Hemostasis is a physiological response that culminates in the arrest of bleeding from an injured vessel. Under normal conditions the vascular endothelium supports vasodilation, inhibits platelet adhesion and activation, suppresses coagulation, enhances fibrin cleavage and is anti-inflammatory in character. Under acute vascular trauma, vasoconstrictor mechanisms predominate and the endothelium becomes prothrombotic, procoagulatory and proinflammatory in nature. This is achieved by a reduction of endothelial dilating agents: adenosine, NO and prostacyclin; and by the direct action of ADP, serotonin and thromboxane on vascular smooth muscle cells to elicit their contraction (Becker et al. 2000).
The chief trigger for the change in endothelial function that leads to the formation of a haemostatic thrombus is the loss of the endothelial cell barrier between blood and extracellular matrix components (Ruggeri 2002). Circulating platelets identify and discriminate areas of endothelial lesions; here, they adhere to the exposed sub endothelium. Their interaction with the various thrombogenic substrates and locally generated or released agonists results in platelet activation. This process is described as possessing two stages, firstly, adhesion - the initial tethering to a surface, and secondly aggregation - the platelet-platelet cohesion (Savage & Cattaneo et al. 2001).

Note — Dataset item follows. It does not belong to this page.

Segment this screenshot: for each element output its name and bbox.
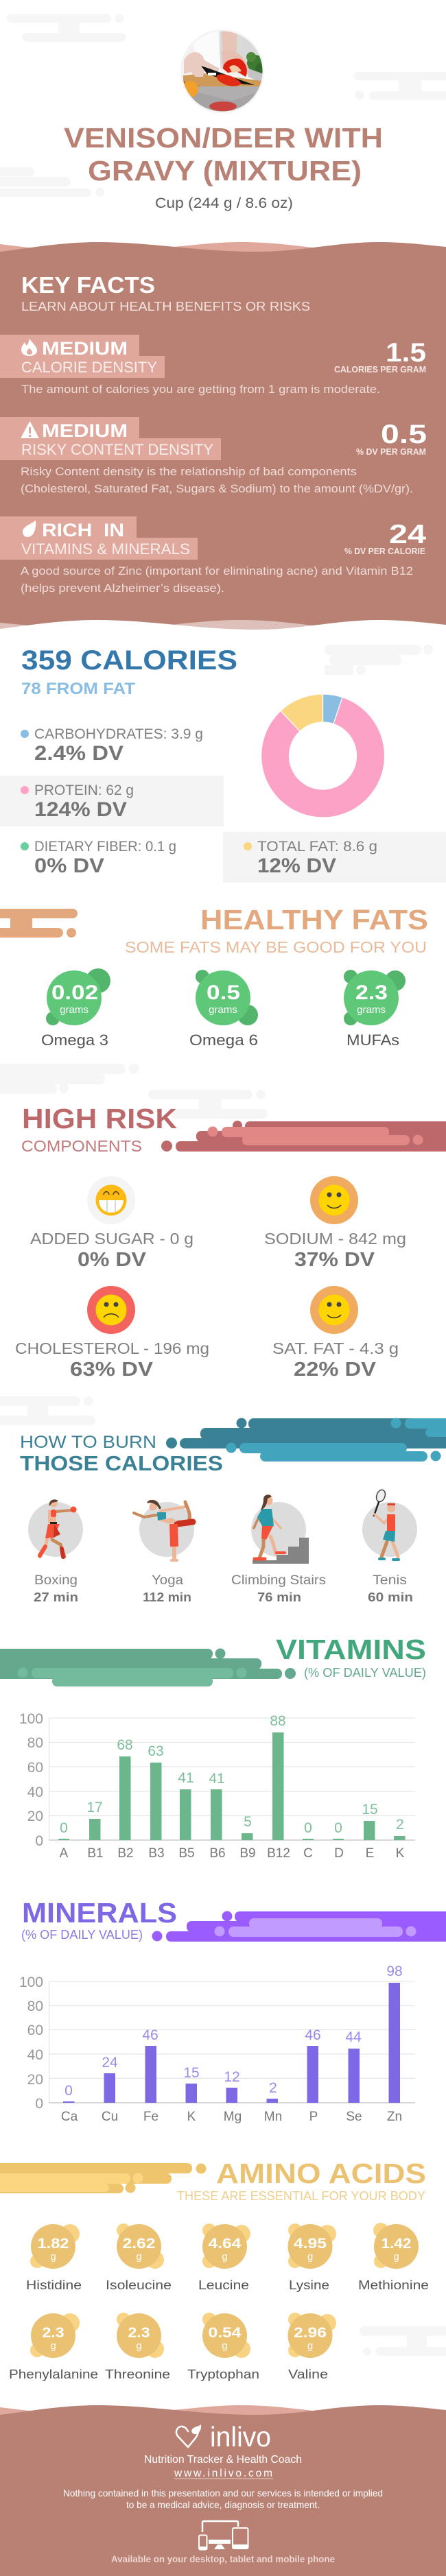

Three mechansism contribute to the loss of blood following vessel injury. The vessel constricts, reducing the loss of blood. Platelets adhere to the site of injury, become activated and aggregate with fibrinogen into a soft plug that limits blood loss, a process termed primary hemostasis. Proteins and small molecules are released from granules by activated platelets, stimulating the plug formation process. Fibrinogen from plasma forms bridges between activated platelets. These events initiate the clotting cascade (secondary hemostasis). Negatively-charged phospholipids exposed at the site of injury and on activated platelets interact with tissue factor, leading to a cascade of reactions that culminates with the formation of an insoluble fibrin clot.